As to the US commitment of cutting emissions by 17 percent in 2020 from the 2005 level, he said that "the US numbers are misleading".

The negotiator said that the United States has actually committed to 4 percent of reductions on the level of 1990, and to say that the United States "is taking any aggressive actions is not really true".

However, he said "we do believe that it's not too late for the US to come up with ambitious reductions."

In contrast to the inaction of the developed countries, developing countries have been taking aggressive actions, Di-Aping said, citing China, Brazil, South Africa and India as an example.

China has recently committed to cut its carbon intensity of per unit of GDP by 40-45 percent in 2020 on the level of 2005.
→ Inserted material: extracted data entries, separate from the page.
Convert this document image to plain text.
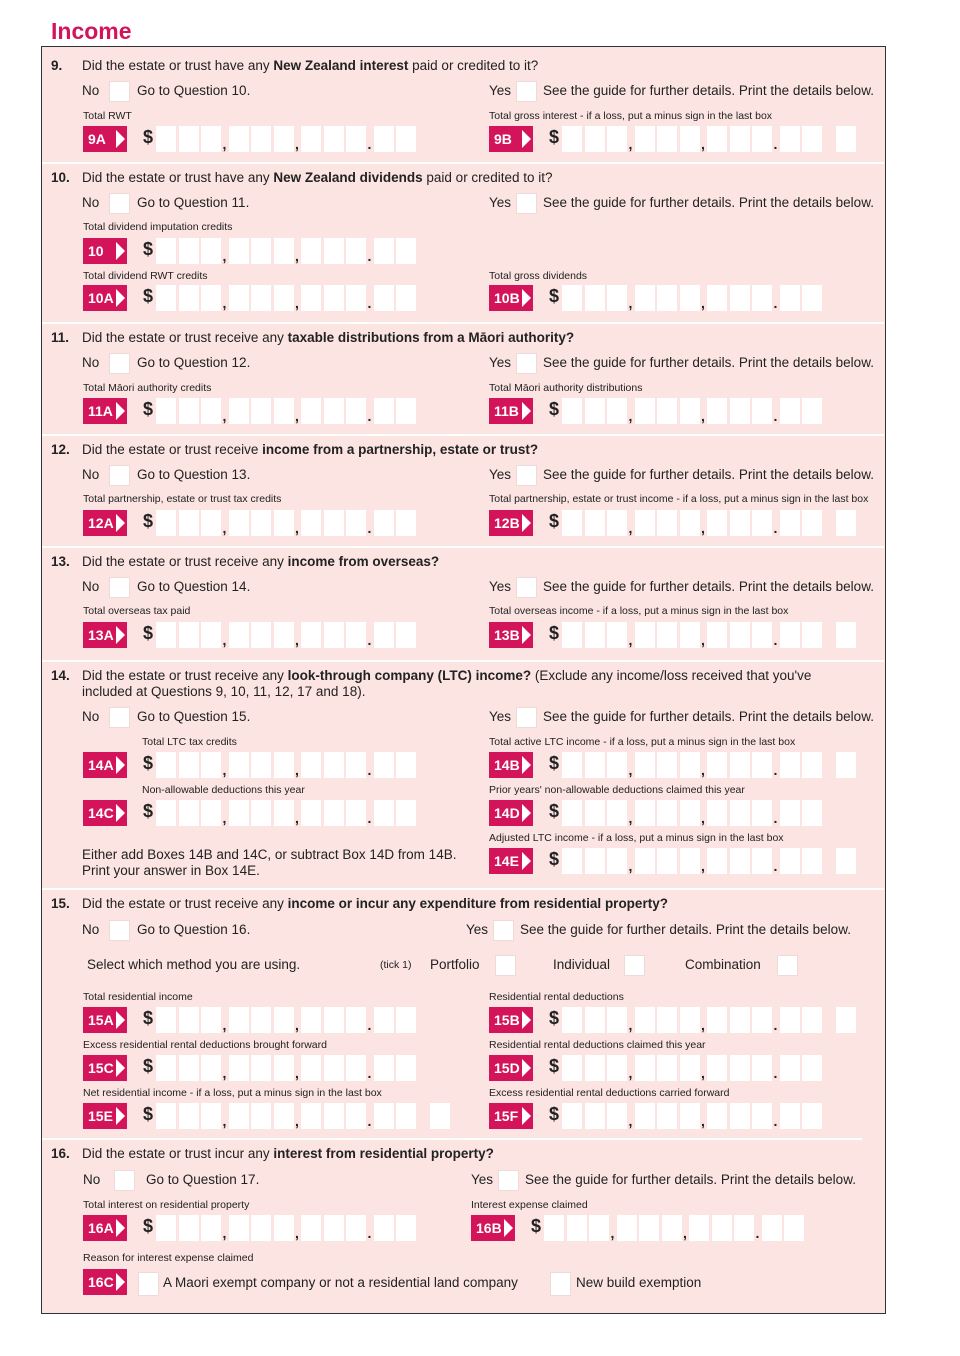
Income
9. Did the estate or trust have any New Zealand interest paid or credited to it?
No	Go to Question 10.	Yes See the guide for further details. Print the details below.
10. Did the estate or trust have any New Zealand dividends paid or credited to it?
No	Go to Question 11.	Yes See the guide for further details. Print the details below.
11. Did the estate or trust receive any taxable distributions from a Māori authority?
No	Go to Question 12.	Yes See the guide for further details. Print the details below.
12. Did the estate or trust receive income from a partnership, estate or trust?
No	Go to Question 13.	Yes See the guide for further details. Print the details below.
13. Did the estate or trust receive any income from overseas?
No	Go to Question 14.	Yes See the guide for further details. Print the details below.
14. Did the estate or trust receive any look-through company (LTC) income? (Exclude any income/loss received that you've
included at Questions 9, 10, 11, 12, 17 and 18).
No	Go to Question 15.	Yes See the guide for further details. Print the details below.
15. Did the estate or trust receive any income or incur any expenditure from residential property?
No	Go to Question 16.	Yes See the guide for further details. Print the details below.
16. Did the estate or trust incur any interest from residential property?
No	Go to Question 17.	Yes See the guide for further details. Print the details below.
Total RWT
9A	$	,	,	.
Total gross interest - if a loss, put a minus sign in the last box
9B	$	,	,	.
Total dividend imputation credits
10	$	,	,	.
Total dividend RWT credits
10A	$	,	,	.
Total gross dividends
10B	$	,	,	.
Total Māori authority credits
11A	$	,	,	.
Total Māori authority distributions
11B	$	,	,	.
Total partnership, estate or trust tax credits
12A	$	,	,	.
Total partnership, estate or trust income - if a loss, put a minus sign in the last box
12B	$	,	,	.
Total overseas tax paid
13A	$	,	,	.
Total overseas income - if a loss, put a minus sign in the last box
13B	$	,	,	.
Total LTC tax credits
14A	$	,	,	.
Total active LTC income - if a loss, put a minus sign in the last box
14B	$	,	,	.
Non-allowable deductions this year
14C	$	,	,	.
Prior years' non-allowable deductions claimed this year
14D	$	,	,	.
Adjusted LTC income - if a loss, put a minus sign in the last box
14E	$	,	,	.
Total residential income
15A	$	,	,	.
Residential rental deductions
15B	$	,	,	.
Excess residential rental deductions brought forward
15C	$	,	,	.
Residential rental deductions claimed this year
15D	$	,	,	.
Net residential income - if a loss, put a minus sign in the last box
15E	$	,	,	.
Excess residential rental deductions carried forward
15F	$	,	,	.
Total interest on residential property
16A	$	,	,	.
Interest expense claimed
16B	$	,	,	.
Either add Boxes 14B and 14C, or subtract Box 14D from 14B.
Print your answer in Box 14E.
Select which method you are using.	(tick 1) Portfolio	Individual	Combination
16C
Reason for interest expense claimed
A Maori exempt company or not a residential land company	New build exemption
The Sudanese negotiator said that the Chinese government had definitely communicated very clear its commitment to carry out very aggressive mitigation actions, while developed countries were wedded to an refusing to make any serious reductions.

As to Kyoto Protocol, He said that a number of countries were not committed and therefore would try to kill the Kyoto Protocol at the Barcelona climate change talks held last month.
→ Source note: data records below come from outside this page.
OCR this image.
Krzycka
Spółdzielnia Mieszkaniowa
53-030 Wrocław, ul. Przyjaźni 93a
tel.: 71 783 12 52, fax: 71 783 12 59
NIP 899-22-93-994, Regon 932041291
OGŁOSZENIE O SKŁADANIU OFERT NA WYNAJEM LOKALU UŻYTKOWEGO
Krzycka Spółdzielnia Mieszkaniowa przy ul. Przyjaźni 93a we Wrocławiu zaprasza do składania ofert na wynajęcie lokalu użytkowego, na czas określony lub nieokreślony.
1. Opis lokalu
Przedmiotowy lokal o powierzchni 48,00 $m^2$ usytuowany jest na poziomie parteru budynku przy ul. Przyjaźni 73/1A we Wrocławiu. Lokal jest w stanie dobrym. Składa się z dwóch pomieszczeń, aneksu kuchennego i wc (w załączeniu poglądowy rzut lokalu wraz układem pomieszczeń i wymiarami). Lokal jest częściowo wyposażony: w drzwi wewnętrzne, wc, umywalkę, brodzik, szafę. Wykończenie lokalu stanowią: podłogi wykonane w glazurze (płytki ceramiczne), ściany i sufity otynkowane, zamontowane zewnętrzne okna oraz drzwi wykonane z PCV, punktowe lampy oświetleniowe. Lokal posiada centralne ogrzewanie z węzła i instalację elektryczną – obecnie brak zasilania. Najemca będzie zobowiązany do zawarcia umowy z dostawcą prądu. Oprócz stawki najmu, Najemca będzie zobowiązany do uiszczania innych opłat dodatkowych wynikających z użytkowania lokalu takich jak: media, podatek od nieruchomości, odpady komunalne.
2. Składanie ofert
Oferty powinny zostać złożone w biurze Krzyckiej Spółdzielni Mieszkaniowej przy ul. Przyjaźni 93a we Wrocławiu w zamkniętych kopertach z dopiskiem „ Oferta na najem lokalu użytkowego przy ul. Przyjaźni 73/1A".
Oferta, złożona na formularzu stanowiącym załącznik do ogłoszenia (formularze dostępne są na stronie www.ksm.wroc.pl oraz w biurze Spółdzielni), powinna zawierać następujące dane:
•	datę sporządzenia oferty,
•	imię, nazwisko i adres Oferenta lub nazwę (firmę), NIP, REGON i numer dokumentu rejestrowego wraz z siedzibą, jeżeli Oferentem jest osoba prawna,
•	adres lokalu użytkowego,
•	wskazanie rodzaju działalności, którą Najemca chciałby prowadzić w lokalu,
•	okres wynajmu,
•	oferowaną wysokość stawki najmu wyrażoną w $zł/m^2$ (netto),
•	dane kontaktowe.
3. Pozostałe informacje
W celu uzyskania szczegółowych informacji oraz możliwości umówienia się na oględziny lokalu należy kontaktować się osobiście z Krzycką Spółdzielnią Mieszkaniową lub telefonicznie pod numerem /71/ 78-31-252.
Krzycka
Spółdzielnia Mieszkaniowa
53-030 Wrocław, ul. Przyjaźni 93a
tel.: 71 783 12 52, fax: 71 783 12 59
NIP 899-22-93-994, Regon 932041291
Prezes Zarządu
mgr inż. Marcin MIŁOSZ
"Kyoto Protocol is the only and fundamental legally agreement that the world has achieved after almost two decades of negotiations," Di-Aping stressed.

Talking of the expectation of developing countries for the Copenhagen conference, he said, "We do hope that there is an urgent need to conclude the Copenhagen negotiations successfully by developing countries and developed countries coming to a consensus agreement as soon as possible."
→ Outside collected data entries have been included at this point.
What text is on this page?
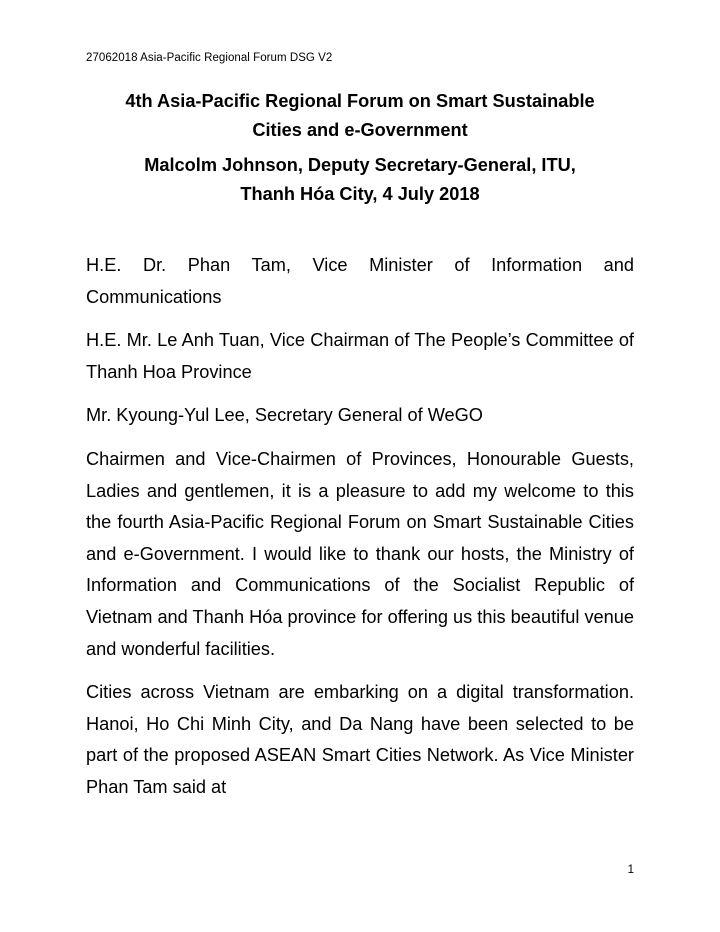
27062018 Asia-Pacific Regional Forum DSG V2
4th Asia-Pacific Regional Forum on Smart Sustainable
Cities and e-Government
Malcolm Johnson, Deputy Secretary-General, ITU,
Thanh Hóa City, 4 July 2018

H.E. Dr. Phan Tam, Vice Minister of Information and Communications

H.E. Mr. Le Anh Tuan, Vice Chairman of The People’s Committee of Thanh Hoa Province

Mr. Kyoung-Yul Lee, Secretary General of WeGO

Chairmen and Vice-Chairmen of Provinces, Honourable Guests, Ladies and gentlemen, it is a pleasure to add my welcome to this the fourth Asia-Pacific Regional Forum on Smart Sustainable Cities and e-Government. I would like to thank our hosts, the Ministry of Information and Communications of the Socialist Republic of Vietnam and Thanh Hóa province for offering us this beautiful venue and wonderful facilities.

Cities across Vietnam are embarking on a digital transformation. Hanoi, Ho Chi Minh City, and Da Nang have been selected to be part of the proposed ASEAN Smart Cities Network. As Vice Minister Phan Tam said at

1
"This is one opportunity if we miss we would have committed an unforgivable mistake," the chief negotiator warned.

He said that developed countries needed to commit to an  ambitious reduction goal and substantial financing of developing countries in order to meet the challenge of climate change and to enable developing countries to pursue the dual goals of both reductions of emissions and economic development.

About 15,000 participants have arrived in the Denmark capital to attend the 15th Conference of the Parties of the United Nations Framework Convention on Climate Change (UNFCCC) from December 7 to 18. The meeting is expected to renew greenhouse gas emissions reduction targets set by the UNFCCC Kyoto Protocol, the first commitment period of which is to expire in 2012. It is also expected to further outline the post-2012 negotiation path.